I’m sure you get the drift. The number one rule as an investor is never promise to help in any way except for strategic advice, unless you really want to.
Hands off
Rule two. Remember that you are no longer an executive but a non-executive and investor. This means that you generally have to use different technologies to find out how your investment is going or risk alienating management by becoming a burden in their eyes rather than a help.
This is where the “handkerchief trick” comes in handy, as taught to me by one of the best investors I have ever met. The trick is to imagine a handkerchief in a clenched fist with a tiny corner peeping out. What you need to do is grab the corner and keep pulling until you see the whole handkerchief.
In other words, it only takes one thing that you think is a little odd or doesn’t seem quite right to alert you to bigger problems. In these cases, follow your instinct and keep on pulling until you are completely satisfied that you have got to the bottom of your area of concern.
Another highly successful investor in small companies always used the analogy of a quick medical check-up. If you do an in-depth blood test, urine test, and then throw in blood pressure for good measure, you can generally see if the patient is ok.
Depending on sector, most companies will have three or four key barometers (or KPIs if you want jargon) that will tell you how well the business is doing.

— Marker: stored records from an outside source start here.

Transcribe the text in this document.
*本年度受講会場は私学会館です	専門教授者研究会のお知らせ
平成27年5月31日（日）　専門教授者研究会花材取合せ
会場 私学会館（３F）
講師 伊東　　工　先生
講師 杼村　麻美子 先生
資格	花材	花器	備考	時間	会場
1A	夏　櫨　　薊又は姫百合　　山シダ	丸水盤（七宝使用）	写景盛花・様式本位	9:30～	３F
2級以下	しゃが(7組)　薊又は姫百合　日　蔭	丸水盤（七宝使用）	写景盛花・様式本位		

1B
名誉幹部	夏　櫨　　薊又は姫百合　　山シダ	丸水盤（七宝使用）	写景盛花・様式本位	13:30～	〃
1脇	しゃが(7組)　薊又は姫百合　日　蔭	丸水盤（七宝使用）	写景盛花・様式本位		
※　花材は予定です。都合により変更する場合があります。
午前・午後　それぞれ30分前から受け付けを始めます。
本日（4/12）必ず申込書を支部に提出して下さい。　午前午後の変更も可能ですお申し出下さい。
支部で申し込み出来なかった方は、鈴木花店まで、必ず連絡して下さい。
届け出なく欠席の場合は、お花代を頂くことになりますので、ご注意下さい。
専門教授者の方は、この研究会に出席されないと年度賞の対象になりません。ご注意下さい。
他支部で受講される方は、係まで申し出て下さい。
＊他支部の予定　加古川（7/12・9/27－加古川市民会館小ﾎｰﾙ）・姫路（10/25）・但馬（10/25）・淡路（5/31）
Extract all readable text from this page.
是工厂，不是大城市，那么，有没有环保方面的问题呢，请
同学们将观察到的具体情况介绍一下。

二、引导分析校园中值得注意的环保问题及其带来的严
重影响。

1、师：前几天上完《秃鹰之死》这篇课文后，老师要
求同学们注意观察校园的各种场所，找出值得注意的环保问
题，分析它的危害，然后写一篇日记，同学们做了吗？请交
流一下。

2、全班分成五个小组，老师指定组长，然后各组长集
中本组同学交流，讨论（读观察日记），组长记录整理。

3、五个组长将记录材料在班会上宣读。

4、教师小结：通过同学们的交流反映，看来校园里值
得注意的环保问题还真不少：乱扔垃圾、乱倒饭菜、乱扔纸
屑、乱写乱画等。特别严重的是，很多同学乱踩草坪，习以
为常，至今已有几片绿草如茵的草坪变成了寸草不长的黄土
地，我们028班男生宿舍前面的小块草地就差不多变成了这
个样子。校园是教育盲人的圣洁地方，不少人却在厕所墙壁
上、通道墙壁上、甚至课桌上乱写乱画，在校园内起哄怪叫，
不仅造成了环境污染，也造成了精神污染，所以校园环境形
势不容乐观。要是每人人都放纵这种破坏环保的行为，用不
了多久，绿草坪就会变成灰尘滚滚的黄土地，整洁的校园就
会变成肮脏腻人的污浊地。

I’m afraid that I am as boring as hell on this, as I always ask the same set of questions to my investee companies. This will include cash, or lack of it, order intake, progress on any big deals, progress on research and development, new marketing strategies, or lack of them, staff morale and headcount status, and the competitive situation – you get the idea.
Keep in touch
Another trick is to not be afraid to ring the MD or finance director regularly. The call might only take a few minutes, but cumulatively this gives you a much better up-to-date feel on your investment, and if the management is good, they generally welcome the communication.
Lastly, don’t be afraid to be really tough if you think management is not doing the right things – the only way is to be very stubborn. Likewise, if management is doing a good job, offer congratulation and encouragement. This also includes making sure you look after them properly through an appropriate mix of salary, bonus and, where relevant, share options.
It only remains for me to wish you good luck: investing in other people’s companies is great fun and really can make you money.